Estaba en Cúspide mirando libros. De pronto encontré uno cuyo autor ni siquiera recuerdo. Tampoco el título. Solo me acuerdo de que el libro parecía interesante, la tapa era más que seductora, creo que de Anagrama, pero poco importa, podría haber sido Tusquets, Sudamericana, lo mismo daba. Y de golpe fue como un deja vú. Me daban ganas de comprarlo aunque no supiera nada del autor, ni de sus temáticas. Aunque nadie, nadie me lo hubiera recomendado. Se me vino encima una sensación que no vivía desde hacía no sé, veinte años cuando iba a las librerías y compraba lo que me parecía que estaba bien, un poco por el título, otro poco por las primeras líneas y a veces por el final. Así descubrí a Carver. Pero el tema justamente estaba en que el nombre de autor no me influía, simplemente leía lo que se me daba la gana con la ingenuidad de quien descubre y se deja descubrir.

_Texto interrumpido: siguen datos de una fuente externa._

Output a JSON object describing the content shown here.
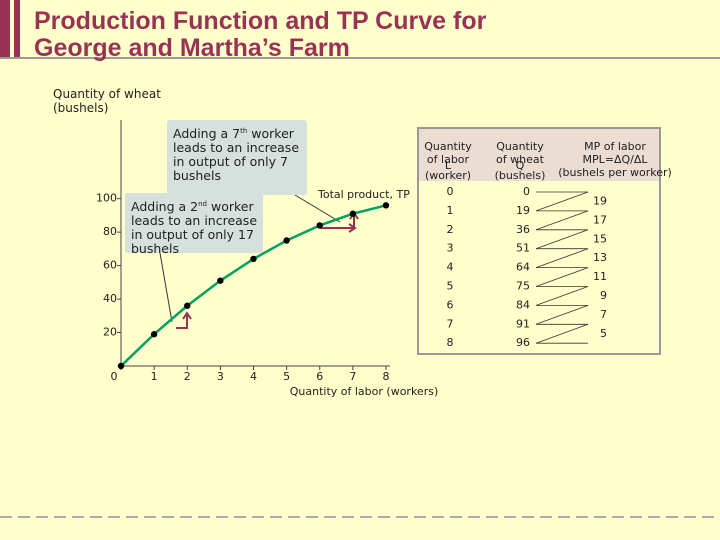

El martes en Cúspide enseguida pensé: en casa tengo To the Lighthouse, de V. Woolf -tengo ganas de leer todo Woolf, cosa que no he hecho- y dejé el libro desconocido en el estante. Una lástima quizás. Prometía trama, personajes y sobre todo el recuerdo de otra manera de leer. Porque hubo un tiempo en el que una biblioteca era algo más que recomendaciones, lecturas críticas, escritores conocidos y amigos, amados u odiados por cuestiones, a veces muy por debajo o por encima de la literatura.
2 comentarios:
Caro
Dos cosas. Lee mi comentario a la entrada de Pérec. Y, la otra, tenemos que escribir algo sobre la nouvelle de Juan Villoro, tan melancólica, tan impresionantemente conmovedora y asfixiante. ¿Habrá espacio para discutir también la novela de Mariana? ¿y a Bruzzone? Dame tu licencia, amiga.
Lu, dale, escribite algo sobre Docampo, Villoro y Bruzzne y lo subimos. Por supuesto amiga. Ah si te fijas yo algo escribí de Villoro.